Le F3200, baie de stockage lames 3U – propose une capacité maximale de 61,4 To et des performances élevées (voir tableau ci-dessous). En Ethernet, chaque F3200 prend en charge deux ports QSFP28 50 Gbit / s. On obtient ainsi une capacité de latence extrêmement faible et une bande passante très élevée sur le réseau. Un seul appareil OpenFlex F3200 fournit jusqu'à 2,2 millions d’IOPS et 11,7 Go par seconde de débit, avec une latence de moins de 40 microsecondes. Parmi les fonctionnalités supportées par la baie F3200, citons : la possibilité de répliquer les environnements de stockage à distance via le pilote DRBD, le support de Virtual Data Optimizer (VDO) pour supprimer les données redondantes, l'utilisation d’une API ouverte QCP standard pour gérer le device, le support de la mémoire persistante locale (PMEM) en tant que cache face à un volume NVMe-oF, le tiering des données, la réplication longue distance asynchrone de (plusieurs) volumes par expédition de snapshots contigus à des fins de reprise après sinistre. Un déploiement en DAS est également envisageable avec un contrôleur SAS remplacé par une carte NIC.

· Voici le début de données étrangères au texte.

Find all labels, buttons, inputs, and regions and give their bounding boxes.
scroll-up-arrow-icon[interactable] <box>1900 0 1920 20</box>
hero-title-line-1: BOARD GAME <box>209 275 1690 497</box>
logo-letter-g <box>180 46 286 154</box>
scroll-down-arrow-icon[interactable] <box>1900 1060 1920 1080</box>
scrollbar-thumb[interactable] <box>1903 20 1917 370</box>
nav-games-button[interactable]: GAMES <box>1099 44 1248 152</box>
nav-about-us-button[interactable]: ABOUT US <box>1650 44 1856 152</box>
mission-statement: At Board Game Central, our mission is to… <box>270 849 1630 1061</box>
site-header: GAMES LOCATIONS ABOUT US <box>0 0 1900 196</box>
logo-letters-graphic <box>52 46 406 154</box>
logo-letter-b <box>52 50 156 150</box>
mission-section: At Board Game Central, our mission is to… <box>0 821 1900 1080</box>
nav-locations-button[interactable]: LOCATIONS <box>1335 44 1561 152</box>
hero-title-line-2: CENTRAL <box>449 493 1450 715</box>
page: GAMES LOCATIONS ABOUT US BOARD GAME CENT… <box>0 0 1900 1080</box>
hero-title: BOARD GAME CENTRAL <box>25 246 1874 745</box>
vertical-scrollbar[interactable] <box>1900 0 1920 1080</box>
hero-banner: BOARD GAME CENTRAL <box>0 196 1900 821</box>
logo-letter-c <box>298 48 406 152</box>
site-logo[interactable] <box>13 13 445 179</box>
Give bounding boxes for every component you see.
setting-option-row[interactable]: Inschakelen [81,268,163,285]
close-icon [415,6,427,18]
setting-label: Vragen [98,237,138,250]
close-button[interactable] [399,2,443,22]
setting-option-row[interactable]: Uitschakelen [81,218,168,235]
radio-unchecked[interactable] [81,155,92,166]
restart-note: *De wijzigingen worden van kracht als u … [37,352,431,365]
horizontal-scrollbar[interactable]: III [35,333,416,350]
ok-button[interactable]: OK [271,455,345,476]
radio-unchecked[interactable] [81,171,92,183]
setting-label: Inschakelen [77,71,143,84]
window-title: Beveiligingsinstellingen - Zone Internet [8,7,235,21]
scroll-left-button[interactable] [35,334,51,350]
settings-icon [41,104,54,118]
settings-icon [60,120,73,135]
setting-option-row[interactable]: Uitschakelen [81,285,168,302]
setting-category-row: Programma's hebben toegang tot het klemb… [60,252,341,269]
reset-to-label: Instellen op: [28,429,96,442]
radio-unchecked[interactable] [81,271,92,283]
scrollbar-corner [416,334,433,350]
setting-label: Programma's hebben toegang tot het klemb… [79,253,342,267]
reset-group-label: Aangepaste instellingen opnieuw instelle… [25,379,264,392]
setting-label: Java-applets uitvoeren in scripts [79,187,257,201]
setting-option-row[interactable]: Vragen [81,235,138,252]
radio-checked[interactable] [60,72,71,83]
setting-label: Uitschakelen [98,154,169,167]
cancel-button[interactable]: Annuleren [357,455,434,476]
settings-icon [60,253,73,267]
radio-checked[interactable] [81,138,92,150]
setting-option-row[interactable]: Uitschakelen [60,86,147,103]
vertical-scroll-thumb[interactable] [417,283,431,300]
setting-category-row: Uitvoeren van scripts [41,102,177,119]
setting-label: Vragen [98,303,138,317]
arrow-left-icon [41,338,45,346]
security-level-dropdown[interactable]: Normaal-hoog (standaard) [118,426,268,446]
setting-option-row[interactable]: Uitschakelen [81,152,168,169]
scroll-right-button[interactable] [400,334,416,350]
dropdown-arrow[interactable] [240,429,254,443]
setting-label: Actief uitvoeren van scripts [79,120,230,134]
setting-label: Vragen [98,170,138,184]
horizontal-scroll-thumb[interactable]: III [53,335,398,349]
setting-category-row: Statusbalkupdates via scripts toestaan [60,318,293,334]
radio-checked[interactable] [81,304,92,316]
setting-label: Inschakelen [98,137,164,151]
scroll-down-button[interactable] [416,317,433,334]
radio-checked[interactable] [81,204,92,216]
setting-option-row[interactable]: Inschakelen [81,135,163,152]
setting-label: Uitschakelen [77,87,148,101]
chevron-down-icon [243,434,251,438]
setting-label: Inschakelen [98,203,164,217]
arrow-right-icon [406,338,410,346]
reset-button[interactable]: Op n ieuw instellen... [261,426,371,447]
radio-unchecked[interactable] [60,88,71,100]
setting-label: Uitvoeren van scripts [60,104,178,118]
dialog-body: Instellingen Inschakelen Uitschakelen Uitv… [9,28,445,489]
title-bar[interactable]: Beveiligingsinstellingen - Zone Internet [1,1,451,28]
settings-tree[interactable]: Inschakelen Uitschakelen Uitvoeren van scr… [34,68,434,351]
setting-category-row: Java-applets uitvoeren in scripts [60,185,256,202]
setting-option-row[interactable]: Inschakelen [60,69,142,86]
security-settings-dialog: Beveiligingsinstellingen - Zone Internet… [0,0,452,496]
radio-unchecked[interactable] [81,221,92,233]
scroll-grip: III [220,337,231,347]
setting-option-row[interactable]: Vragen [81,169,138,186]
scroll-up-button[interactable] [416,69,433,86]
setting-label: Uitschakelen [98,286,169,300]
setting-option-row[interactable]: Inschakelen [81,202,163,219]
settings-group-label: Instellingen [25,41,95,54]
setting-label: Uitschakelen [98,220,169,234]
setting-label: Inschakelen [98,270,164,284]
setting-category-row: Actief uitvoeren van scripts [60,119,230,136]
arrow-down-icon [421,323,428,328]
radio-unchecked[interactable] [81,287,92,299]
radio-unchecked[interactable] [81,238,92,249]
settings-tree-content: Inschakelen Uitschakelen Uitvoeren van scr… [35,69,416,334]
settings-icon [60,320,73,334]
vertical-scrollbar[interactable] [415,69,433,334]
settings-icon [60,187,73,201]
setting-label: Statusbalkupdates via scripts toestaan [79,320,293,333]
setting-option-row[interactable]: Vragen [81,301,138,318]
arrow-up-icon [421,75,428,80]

Ce rapide tour d’horizon, technologique et financier, montre que Western Digital est toujours très engagé dans les solutions et les unités de stockage à destination des entreprises. “Le marché est très prolifique, il faut faire des choix avec les équipes marketing pour aller. Notre stratégie adresse les plus grosses parties du marché du stockage”, nous a confié Marc Bonnet. “Les produits sont conçus chez WD pour exploiter au mieux nos composants avec, par exemple, les Ultrastar pour les JBOD et les serveurs de stockage avec capacité […] alors que le NVMe a complètement ouvert le marché avec beaucoup d’innovation et une sophistication extrême de la technologie”.